Antianxiety agents, primarily benzodiazepines (e.g., lorazepam), are for short-term use due to risks of tolerance, dependence, and respiratory depression. Always assess fall risk in older adults.

Legal and Ethical Issues in Psychiatric Care

Psychiatric nursing is governed by specific laws that balance patient autonomy with the need for protection. Understanding involuntary commitment criteria is critical. A patient can be held against their will if they are deemed a danger to self, a danger to others, or gravely disabled (unable to provide for basic food, clothing, or shelter due to mental illness). The process usually begins with a temporary hold (e.g., a "72-hour hold") for assessment, requiring certification by one or more physicians or designated mental health professionals.

Even when committed, patients retain specific patient rights. These include the right to treatment in the least restrictive environment, the right to refuse treatment (including medication), and the right to confidentiality. The right to refuse medication can be overridden if the patient is a danger and a court hearing is held.

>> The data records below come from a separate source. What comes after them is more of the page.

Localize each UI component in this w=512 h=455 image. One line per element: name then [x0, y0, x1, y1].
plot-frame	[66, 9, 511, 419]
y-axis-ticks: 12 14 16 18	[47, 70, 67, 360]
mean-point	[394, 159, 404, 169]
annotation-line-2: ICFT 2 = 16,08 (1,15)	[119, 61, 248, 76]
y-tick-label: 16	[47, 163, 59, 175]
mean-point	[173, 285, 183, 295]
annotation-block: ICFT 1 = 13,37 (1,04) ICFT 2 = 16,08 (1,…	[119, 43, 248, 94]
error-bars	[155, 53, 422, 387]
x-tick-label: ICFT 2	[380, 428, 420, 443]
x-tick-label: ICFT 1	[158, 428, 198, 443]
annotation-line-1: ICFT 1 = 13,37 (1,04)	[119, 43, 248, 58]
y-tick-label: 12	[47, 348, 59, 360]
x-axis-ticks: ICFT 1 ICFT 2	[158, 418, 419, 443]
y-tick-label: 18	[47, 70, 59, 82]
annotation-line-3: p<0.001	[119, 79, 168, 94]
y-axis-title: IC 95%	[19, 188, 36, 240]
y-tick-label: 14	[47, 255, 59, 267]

Confidentiality can be breached without consent only in specific situations: when there is a duty to warn a specific, identifiable victim (based on the Tarasoff ruling), in cases of suspected child/elder abuse, or if the patient is a danger to self/others. Documentation must be meticulous, as legal proceedings often rely on the medical record.

Common Pitfalls

  1. Giving Advice Instead of Facilitating Problem-Solving: Telling a patient what to do undermines their autonomy and growth. Correction: Use therapeutic communication to help the patient explore their own options and consequences. Ask, "What have you tried in the past?" or "What do you see as your possible choices?"
  1. Missing Non-Verbal Cues and Contradictions: A patient may verbally deny feeling angry while clenching their fists. Focusing solely on their words misses critical assessment data. Correction: Observe and gently point out the contradiction in a non-accusatory way. "I hear you saying you're fine, but I notice you're pacing. Can we talk about what you're feeling right now?"
  1. Misprioritizing in a Crisis: Spending time on a detailed psychosocial history when a patient is acutely aggressive or suicidal is dangerous. Correction: Always prioritize safety first (environment, observation, immediate de-escalation), then address underlying needs once the crisis is stabilized.
  1. Mismanaging Medication Side Effects: Dismissing a patient's complaint of restlessness (akathisia) as anxiety can lead to non-adherence and distress. Correction: Proactively assess for and manage side effects. Know which side effects are common for each drug class and the appropriate nursing interventions or medications to counteract them.

Summary

  • Therapeutic communication is your primary intervention. Use active listening, open-ended questions, and reflection. Avoid giving advice, false reassurance, and asking "why."
  • Safety is the unwavering priority in any crisis. For suicidal patients, conduct a direct risk assessment (ideation, plan, intent) and implement close observation and environmental safety. Use de-escalation techniques to prevent aggression.
  • Psychiatric medication knowledge is non-negotiable. Key points include monitoring for EPS and NMS with antipsychotics, understanding the delayed onset of antidepressants, recognizing serotonin syndrome, and maintaining therapeutic levels and hydration for lithium.
  • Legal frameworks guide care. Involuntary commitment requires clear evidence of danger to self/others or grave disability. Uphold patient rights to treatment and confidentiality, knowing the specific exceptions where you must break confidentiality.
  • Your objective, precise documentation is a legal and clinical tool. It must accurately reflect patient statements, your assessments, interventions, and the rationale for restrictive measures like seclusion or restraint.